I have a linux production server that has a number of background/ daemon process running on it that I want to monitor. Unfortunately some of these daemons are third party processes so have no access to their source and many of them utilize a specific technique of listening on its own fifo file for control events and in particular these daemons require graceful shutdowns to ensure overall system integrity so kill -9 <pid> is not an option.
Although this environment is very stable, I've had issues when adding some new functionality/process (or the other environments with which it interacts changes) that cause one / two of these daemons to crash which then cascaded issues with other related daemons. I therefore needed a way to monitor these processes with a watchdog but had my fingers burnt quite badly after trying daemon tools. Had it not have been for the hard drive clone I made my fingers would have been burnt right off :)
After searching the web for issues relating to daemon tools I came across the following link and think I may be victim to this is similar way:
Have any of you guys experienced this and if so what is the best options to take. So far I started writing my own watchdog utility which seems to work fine on a dev machine but would like some feedback/input from this community about it first before I dare put it live. Is there a preferred place to upload the source code for this tiny watchdog utility for the other members of this site to scrutinize/assess.
This utility also seems to overcome the double forking issues that other daemon handlers don't seem to deal with but I could just be naive while testing my own utility.
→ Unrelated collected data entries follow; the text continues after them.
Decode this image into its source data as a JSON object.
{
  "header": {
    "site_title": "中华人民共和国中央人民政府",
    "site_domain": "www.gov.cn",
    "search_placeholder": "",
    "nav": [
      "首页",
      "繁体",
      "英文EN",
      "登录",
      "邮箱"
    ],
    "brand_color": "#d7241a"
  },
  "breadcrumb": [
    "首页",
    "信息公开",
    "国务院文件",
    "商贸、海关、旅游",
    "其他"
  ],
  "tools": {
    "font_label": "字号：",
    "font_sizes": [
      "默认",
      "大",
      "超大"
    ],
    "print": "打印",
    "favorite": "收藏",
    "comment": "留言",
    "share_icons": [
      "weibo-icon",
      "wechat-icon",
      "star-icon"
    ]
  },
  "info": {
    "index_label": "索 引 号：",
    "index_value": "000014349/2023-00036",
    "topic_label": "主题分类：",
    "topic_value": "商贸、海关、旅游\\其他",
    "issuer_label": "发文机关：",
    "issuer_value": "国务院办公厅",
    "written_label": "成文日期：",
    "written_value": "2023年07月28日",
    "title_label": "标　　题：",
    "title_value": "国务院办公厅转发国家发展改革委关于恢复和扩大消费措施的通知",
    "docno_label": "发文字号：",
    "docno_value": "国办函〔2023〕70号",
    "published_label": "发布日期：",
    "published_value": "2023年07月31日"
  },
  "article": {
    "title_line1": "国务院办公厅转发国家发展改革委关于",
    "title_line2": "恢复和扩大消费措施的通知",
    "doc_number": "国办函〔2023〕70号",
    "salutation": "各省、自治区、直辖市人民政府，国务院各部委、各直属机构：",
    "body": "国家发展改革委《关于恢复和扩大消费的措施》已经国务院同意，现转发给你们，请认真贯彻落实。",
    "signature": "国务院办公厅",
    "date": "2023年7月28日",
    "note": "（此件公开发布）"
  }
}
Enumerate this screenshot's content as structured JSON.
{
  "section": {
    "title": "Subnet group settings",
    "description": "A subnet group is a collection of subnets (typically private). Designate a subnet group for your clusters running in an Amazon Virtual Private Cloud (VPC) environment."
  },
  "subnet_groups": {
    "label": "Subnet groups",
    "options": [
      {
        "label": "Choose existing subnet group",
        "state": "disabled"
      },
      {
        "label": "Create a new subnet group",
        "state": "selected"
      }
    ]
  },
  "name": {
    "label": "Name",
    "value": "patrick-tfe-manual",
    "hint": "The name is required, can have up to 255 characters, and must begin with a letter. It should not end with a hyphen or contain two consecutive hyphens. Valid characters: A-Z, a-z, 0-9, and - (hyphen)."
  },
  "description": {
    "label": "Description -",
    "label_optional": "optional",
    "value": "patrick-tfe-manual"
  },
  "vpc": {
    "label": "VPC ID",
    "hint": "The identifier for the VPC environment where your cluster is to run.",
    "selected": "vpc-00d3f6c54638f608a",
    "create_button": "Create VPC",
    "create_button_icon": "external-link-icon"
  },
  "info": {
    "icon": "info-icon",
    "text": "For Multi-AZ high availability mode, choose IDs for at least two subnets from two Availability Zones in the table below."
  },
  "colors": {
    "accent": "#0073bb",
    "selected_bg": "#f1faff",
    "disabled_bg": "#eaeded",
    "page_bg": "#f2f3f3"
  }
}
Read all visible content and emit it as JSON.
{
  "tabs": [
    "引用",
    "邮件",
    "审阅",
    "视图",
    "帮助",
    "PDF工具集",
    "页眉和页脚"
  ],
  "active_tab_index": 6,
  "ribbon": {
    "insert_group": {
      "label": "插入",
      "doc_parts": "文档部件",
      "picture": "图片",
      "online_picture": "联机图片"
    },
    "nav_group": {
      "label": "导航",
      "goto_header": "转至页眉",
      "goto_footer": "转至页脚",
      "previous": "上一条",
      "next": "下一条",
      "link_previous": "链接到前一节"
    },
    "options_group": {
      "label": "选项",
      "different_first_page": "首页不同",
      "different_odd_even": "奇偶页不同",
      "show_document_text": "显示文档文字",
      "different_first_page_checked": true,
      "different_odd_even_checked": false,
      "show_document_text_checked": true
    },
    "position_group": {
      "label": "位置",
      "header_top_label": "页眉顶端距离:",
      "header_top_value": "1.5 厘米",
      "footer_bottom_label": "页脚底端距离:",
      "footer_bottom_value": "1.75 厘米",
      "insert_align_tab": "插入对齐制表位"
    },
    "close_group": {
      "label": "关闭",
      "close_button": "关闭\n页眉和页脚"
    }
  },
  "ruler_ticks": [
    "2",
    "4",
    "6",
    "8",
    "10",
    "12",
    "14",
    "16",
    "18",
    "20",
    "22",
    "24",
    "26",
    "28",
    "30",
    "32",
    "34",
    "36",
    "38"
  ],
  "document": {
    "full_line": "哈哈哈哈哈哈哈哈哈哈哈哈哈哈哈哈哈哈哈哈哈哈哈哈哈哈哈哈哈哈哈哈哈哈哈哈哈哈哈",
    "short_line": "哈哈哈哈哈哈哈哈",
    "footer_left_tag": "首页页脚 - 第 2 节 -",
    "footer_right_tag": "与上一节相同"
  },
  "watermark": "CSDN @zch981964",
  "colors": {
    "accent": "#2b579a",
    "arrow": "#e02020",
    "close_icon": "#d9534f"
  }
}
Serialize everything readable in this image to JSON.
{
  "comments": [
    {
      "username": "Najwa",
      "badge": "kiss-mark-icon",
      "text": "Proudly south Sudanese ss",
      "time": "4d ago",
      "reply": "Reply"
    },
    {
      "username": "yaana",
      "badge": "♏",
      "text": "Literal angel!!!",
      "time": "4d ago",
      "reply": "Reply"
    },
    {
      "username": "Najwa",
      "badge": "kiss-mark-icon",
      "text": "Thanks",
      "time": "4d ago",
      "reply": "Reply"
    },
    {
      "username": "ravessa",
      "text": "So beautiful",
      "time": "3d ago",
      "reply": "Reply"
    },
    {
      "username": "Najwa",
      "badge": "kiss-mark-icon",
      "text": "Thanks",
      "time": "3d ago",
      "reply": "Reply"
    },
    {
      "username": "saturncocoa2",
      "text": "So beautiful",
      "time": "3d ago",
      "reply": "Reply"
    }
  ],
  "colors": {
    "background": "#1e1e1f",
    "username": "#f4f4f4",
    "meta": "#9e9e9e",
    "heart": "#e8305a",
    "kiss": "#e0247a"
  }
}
although more work can be done on this utility like incorporating a retry interval and limit to apply per process as well as the ability to individually start a specific process, the utility currently allows for an instance of itself to be started to watch the watchdog as well as stopping/killing specific processes.
usage: wdog <-000_setup>
wdog <-000_run> [-cold]=def or [-hot]
wdog <watch_list_file> [watch_list_file_othr] [-cold] or [-hot]=def
wdog <-stop_svc> [!] or [*] or [process_name] or [pid=x]
wdog <-kill> [!] or [*] or [process_name] or [pid=x]
where <watch_list_file> is path of file with list of processes to be watched
and [watch_list_file_othr] is path to other wdog's <watch_list_file>
and <-000_setup> is switch for creating 000 setup
and <-000_run> is switch for running wdog as 000 instance
and [-cold] is switch for starting wdog in cold mode
and [-hot] is switch for starting wdog in hot mode
cold mode => remove tmp data so as NOT to use it.
hot mode => keep tmp data so as to use it.
and where [x] == process id
and [*] == all processes
and [!] == all processes including wdog processes.
Made a few changes to this utility to incorporate a start_svc option which can be used to start a specific process if it has been stopped/killed and also added additional fields to the [csv] file format to incorporate a retry interval (referring length of time in milliseconds between retrying to start process), a retry limit (referring to maximum number of times to attempt a restart for the process) and a run flag (1 ==> process should be run, 0 ==> don't run process).
usage: wdog <-000_setup>
wdog <-000_run> [-cold]=def or [-hot]
wdog <watch_list_file> [watch_list_file_othr] [-cold] or [-hot]=def
wdog <-start_svc> [!] or [*] or [process_name]
wdog <-stop_svc> [!] or [*] or [process_name] or [pid=x]
wdog <-kill> [!] or [*] or [process_name] or [pid=x]
where <watch_list_file> is path of file with list of processes to be watched
and [watch_list_file_othr] is path to other wdog's <watch_list_file>
and <-000_setup> is switch for creating 000 setup
and <-000_run> is switch for running wdog as 000 instance
and [-cold] is switch for starting wdog in cold mode
and [-hot] is switch for starting wdog in hot mode
cold mode => remove tmp data so as NOT to use it.
hot mode => keep tmp data so as to use it.
and where [x] == process id
and [*] == all processes
and [!] == all processes including wdog processes.